Every religion gives such a powerful load of experiences and feelings that no artist can resist them," we read in Wladyslaw Hasior's Thoughts on Art (edited by Z. Zegadlowna, Nowy Sacz 1986, p. 59).
Wladyslaw Hasior photographed the shrines many times during his travels. He "collected" them during his numerous car trips in Poland and abroad. Perhaps the real shrines he encountered became an inspiration for the compositions he created using the assemblage technique. At the end of 1989 and the beginning of 1990, Hasior was in Brussels for the opening of a joint exhibition with Belgian artist Camiel van Breedam and, as art historian Marzanna Raińska recalled, he took his "entire studio" with him at the time and kept creating new exhibits.
♣ to the auctioned price, in addition to other costs, will be added a fee resulting from the right of the artist and his heirs to receive remuneration in accordance with the Act of February 4, 1994 - on Copyright and Related Rights (droit de suite)
Władysław Hasior (Nowy Sącz 1928 - Cracow 1999) studied at the Department of Sculpture at the Academy of Fine Arts in Warsaw from 1952 to 1958. In 1959 he was on a scholarship in Paris and traveled around Europe. From 1957 to 1968 he worked as a teacher at the Kenar School in Zakopane, and from 1970 to 1971 he worked as a stage designer at the Polish Theater in Wroclaw and as a teacher at the Academy of Fine Arts there.
From 1957 he created assemblages. In 1960 he began casting hollow forms in cement, which became the basis for some of his later outdoor productions. In 1965 he created the first "Banners" and the first designs for a glass monument (never realized). Since 1969, the artist combined some of his monumental realizations with ephemeral actions ("Golgotha", Montevideo 1969, "Sunny Chariot", Sodertalje 1972, "March of Banners" and "Flaming Birds", Łąck 1973, "Fiery Birds", Szczecin 1975, "Flaming Birds" 2nd version, Koszalin 1977, "Flaming Banners", Drawsko Pomorskie 1979). He realized monuments: "To mountain rescuers", Zakopane 1959 (together with students of the Kenar School), "To the memory of executed hostages", Zakopane-Kuźnice 1964, "playing" monument on the Snozka pass near Czorsztyn 1966, "To those who fought for Polishness and freedom of the lands of Pomerania", Koszalin 1978-1980.
In parallel with the "Banners" and monumental realizations, he created intimate sculptures. In the 1980s and 1990s, "Portraits", executed in assemblage and collage techniques, became a significant strand of the artist's work. He has exhibited since 1961, and was associated with the international Phases movement from 1963 to 1965.

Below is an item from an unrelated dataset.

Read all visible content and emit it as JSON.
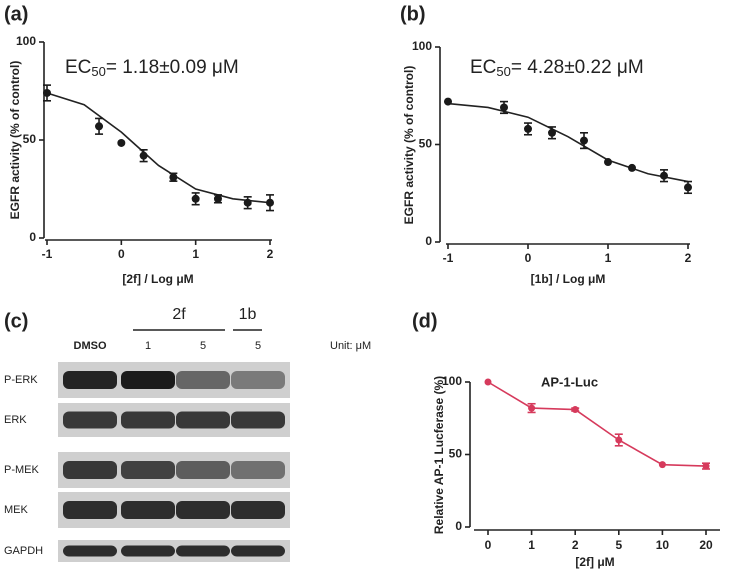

A breakthrough in the dissemination of his art outside Poland was a solo exhibition at Moderna Museet in Stockholm in 1968. He participated in the Sao Paulo Biennale in 1965 and 1971, the Venice Biennale in 1970, the Edinburgh Festival in 1972 and other prestigious international reviews. He lived and worked in Zakopane, where an author gallery of his works - now a branch of the Tatra Museum - has been operating since 1985.
In 2005, the National Museum in Warsaw organized a major monographic exhibition of the artist.